# Redneck repair



## longbowdave1 (Apr 27, 2016)

The winter snow and ice caused a small leak in my camper which is beached in the North Woods. The blades on the ceiling fan got wet enough to warp the imitation wood. The motor is fine, blades are bad. Time to make some new blades.

 Had to add the redneck touch to my mobile man cave. I cut out 4 new blades from some Birch plywood using the old blade as a pattern. Figured I need camo on the new ones! I found an old camo shirt that was retired from service to recycle the fabric. Laid down a bed of glue, pressed in the shirt parts and let it dry for several hours. Then, rubbed in another layer of glue on the finished side, and let it dry over night. Trimmed the edges with a sharp file, a bit of sanding touch up on the edges of the blades, then sprayed on 6 coats of spar urethane on the blades.

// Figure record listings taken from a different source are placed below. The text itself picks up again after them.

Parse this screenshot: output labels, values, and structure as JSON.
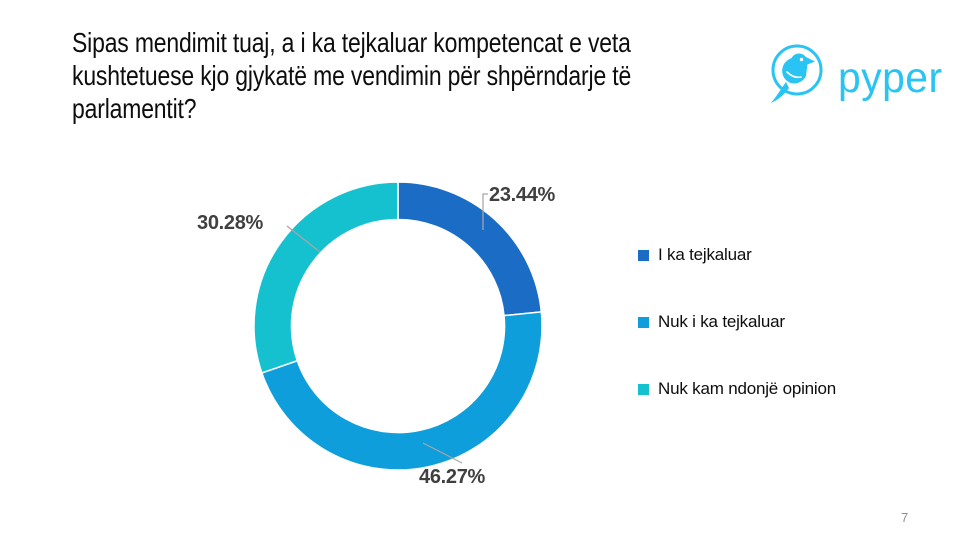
{
  "page": {
    "number": "7",
    "background": "#ffffff"
  },
  "header": {
    "title_lines": [
      "Sipas mendimit tuaj, a i ka tejkaluar kompetencat e veta",
      "kushtetuese kjo gjykatë me vendimin për shpërndarje të",
      "parlamentit?"
    ],
    "logo": {
      "text": "pyper",
      "color": "#29C4F3",
      "icon": "pyper-bird-in-circle"
    }
  },
  "chart_data": {
    "type": "pie",
    "variant": "donut",
    "title": "Sipas mendimit tuaj, a i ka tejkaluar kompetencat e veta kushtetuese kjo gjykatë me vendimin për shpërndarje të parlamentit?",
    "categories": [
      "I ka tejkaluar",
      "Nuk i ka tejkaluar",
      "Nuk kam ndonjë opinion"
    ],
    "values": [
      23.44,
      46.27,
      30.28
    ],
    "labels": [
      "23.44%",
      "46.27%",
      "30.28%"
    ],
    "colors": [
      "#1B6CC4",
      "#0E9EDB",
      "#15C1CE"
    ],
    "start_angle_deg": 0,
    "direction": "clockwise",
    "hole_ratio": 0.74,
    "legend_position": "right",
    "data_label_color": "#404040",
    "leader_line_color": "#A6A6A6",
    "grid": false
  }
}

 I'll put the new blades on the fan on my next trip north. Maybe on low speed, I'll be able to hear the leaves rustle in the camo pattern. LOL


----------



## Miguel Cervantes (Apr 27, 2016)

Good lookin blades. 

Is there anything you can't make?


----------



## doenightmare (Apr 27, 2016)

Cool and innovative - nice job.


----------



## walkinboss01 (Apr 27, 2016)

They look good


----------



## sharpeblades (Apr 27, 2016)

Nice work


----------



## wvdawg (Apr 27, 2016)

Nice restoration!  Good job!


----------



## Anvil Head (Apr 28, 2016)

Watch your noggin........you'll never see 'em coming!

Next thing we know you'll be running an extension cord out to your stand.


----------



## 10mmhunter (Apr 28, 2016)

Hey I call this a fine example of redneck ingenuity!  Job well done.


----------



## longbowdave1 (Apr 29, 2016)

Thanks guys, glad you liked the project. By the way, my wife said the camo blade conversions are now allowed on the fans in my house, LOL. And she says I have no taste, hmmmmmph.


----------



## bronco611 (Apr 29, 2016)

Looks like the man knows how to bring out the red neck in all of us, I like it also! By the way what are you doing with a ceiling fan in a camper? Larry the cable guy must be your neighbor.


----------



## longbowdave1 (Apr 30, 2016)

bronco611 said:


> Looks like the man knows how to bring out the red neck in all of us, I like it also! By the way what are you doing with a ceiling fan in a camper? Larry the cable guy must be your neighbor.



 The camper is an old 30 foot travel trailer. The previous owner installed it in the bedroom area. Awesome move on his part, feels great on the warm summer nights. It does give a new meaning to crawling into and out of bed. About 5 ft 10 inch head clearance, and a lot less when sitting on the bed.


----------



## EuroTech (May 8, 2017)

My favorite color


----------